Atente bem à fala de Conceição: “Muitas vezes, um pedaço de pão, pra gente, era um sonho.” Quando o alimento sagrado passa a ser o sonho de uma criança, todas as demais necessidades vitais lhe foram negadas. Conceição Evaristo conseguiu superar adversidades inimagináveis, tornou-se uma respeitável pesquisadora e docente universitária e, por meio da poesia, do romance, do conto e do ensaio, firmou-se como uma das principais vozes da literatura brasileira contemporânea.
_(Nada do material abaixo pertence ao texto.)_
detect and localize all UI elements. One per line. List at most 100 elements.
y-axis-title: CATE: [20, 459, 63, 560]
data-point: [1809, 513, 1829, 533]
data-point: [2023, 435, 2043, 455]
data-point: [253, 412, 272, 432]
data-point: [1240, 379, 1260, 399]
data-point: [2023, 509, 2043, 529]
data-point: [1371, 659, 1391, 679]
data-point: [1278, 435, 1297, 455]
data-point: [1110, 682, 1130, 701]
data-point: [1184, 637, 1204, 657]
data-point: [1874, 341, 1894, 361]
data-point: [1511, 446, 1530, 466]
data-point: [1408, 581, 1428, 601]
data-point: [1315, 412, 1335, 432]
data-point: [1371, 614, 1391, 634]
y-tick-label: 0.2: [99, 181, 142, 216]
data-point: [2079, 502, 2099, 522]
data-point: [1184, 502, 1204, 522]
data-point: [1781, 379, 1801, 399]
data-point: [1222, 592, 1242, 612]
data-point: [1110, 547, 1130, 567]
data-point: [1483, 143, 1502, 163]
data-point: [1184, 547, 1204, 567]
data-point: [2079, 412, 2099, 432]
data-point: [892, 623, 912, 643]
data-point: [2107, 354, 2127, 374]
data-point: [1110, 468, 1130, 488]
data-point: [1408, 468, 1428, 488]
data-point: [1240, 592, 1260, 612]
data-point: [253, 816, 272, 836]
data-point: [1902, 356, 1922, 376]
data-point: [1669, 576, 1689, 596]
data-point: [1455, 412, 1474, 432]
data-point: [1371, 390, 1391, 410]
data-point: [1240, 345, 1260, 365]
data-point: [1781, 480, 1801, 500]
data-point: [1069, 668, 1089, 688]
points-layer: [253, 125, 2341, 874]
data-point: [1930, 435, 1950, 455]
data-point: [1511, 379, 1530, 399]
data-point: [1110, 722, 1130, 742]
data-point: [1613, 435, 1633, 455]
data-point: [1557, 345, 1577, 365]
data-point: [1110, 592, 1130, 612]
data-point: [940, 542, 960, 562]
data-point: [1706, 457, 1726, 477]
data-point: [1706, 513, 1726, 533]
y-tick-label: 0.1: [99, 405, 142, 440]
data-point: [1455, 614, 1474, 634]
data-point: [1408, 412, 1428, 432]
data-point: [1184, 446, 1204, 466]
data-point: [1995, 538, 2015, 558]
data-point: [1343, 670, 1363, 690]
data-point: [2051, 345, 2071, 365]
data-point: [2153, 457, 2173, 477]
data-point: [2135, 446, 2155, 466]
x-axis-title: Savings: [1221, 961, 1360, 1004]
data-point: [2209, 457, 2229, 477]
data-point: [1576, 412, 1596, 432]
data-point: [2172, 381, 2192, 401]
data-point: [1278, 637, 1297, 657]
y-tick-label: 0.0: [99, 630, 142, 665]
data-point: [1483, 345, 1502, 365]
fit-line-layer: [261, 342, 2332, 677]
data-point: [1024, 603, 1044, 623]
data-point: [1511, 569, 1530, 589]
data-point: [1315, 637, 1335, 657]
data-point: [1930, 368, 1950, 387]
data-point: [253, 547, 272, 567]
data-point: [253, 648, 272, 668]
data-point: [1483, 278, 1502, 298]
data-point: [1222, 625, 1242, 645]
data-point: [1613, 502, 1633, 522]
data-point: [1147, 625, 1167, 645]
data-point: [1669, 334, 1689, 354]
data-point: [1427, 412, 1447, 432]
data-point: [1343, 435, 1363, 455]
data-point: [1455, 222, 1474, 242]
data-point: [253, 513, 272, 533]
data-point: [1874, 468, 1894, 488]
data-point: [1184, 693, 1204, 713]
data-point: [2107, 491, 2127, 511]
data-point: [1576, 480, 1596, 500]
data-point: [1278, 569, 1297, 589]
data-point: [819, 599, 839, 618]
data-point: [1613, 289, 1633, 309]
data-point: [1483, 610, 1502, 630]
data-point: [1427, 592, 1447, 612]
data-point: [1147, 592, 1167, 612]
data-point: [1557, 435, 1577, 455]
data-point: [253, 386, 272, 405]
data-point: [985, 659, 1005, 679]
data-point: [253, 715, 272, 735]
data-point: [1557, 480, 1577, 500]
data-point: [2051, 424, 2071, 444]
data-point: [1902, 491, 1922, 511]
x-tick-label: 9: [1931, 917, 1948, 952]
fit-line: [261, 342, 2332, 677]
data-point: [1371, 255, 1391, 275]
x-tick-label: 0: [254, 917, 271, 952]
Na obra de Conceição Evaristo, a memória é sua principal aliada. É por meio dela que a escritora debate a violência sofrida pelas mulheres negras, o racismo e a desigualdade social — dramas reais de milhões de brasileiros que sempre atravessaram sua existência. Não por acaso, uma de suas obras de maior destaque chama-se Becos da Memória, um dos importantes romances memorialistas da literatura contemporânea brasileira.

Conceição Evaristo é uma exceção entre aqueles que não tiveram o que comer e, mesmo assim, conseguiu transformar essa dor em denúncia, por meio de seus ofícios de educadora e escritora. A sensação é de que, a cada fala e a cada texto dessa brasileira notável, ela própria se transforma em literatura: com seus sonhos de pão diário, seu horizonte de muitas lutas e a esperança de que, um dia, nenhuma mãe precise mais improvisar um teatro pela ausência de quase tudo, mas apenas pelo prazer de criar, imaginar e compartilhar afeto com suas filhas.
Josias Gomes
Engenheiro Agrônomo, ex-deputado federal, devoto do Padim Ciço e, atualmente, Conselheiro do Tribunal de Contas do Estado da Bahia.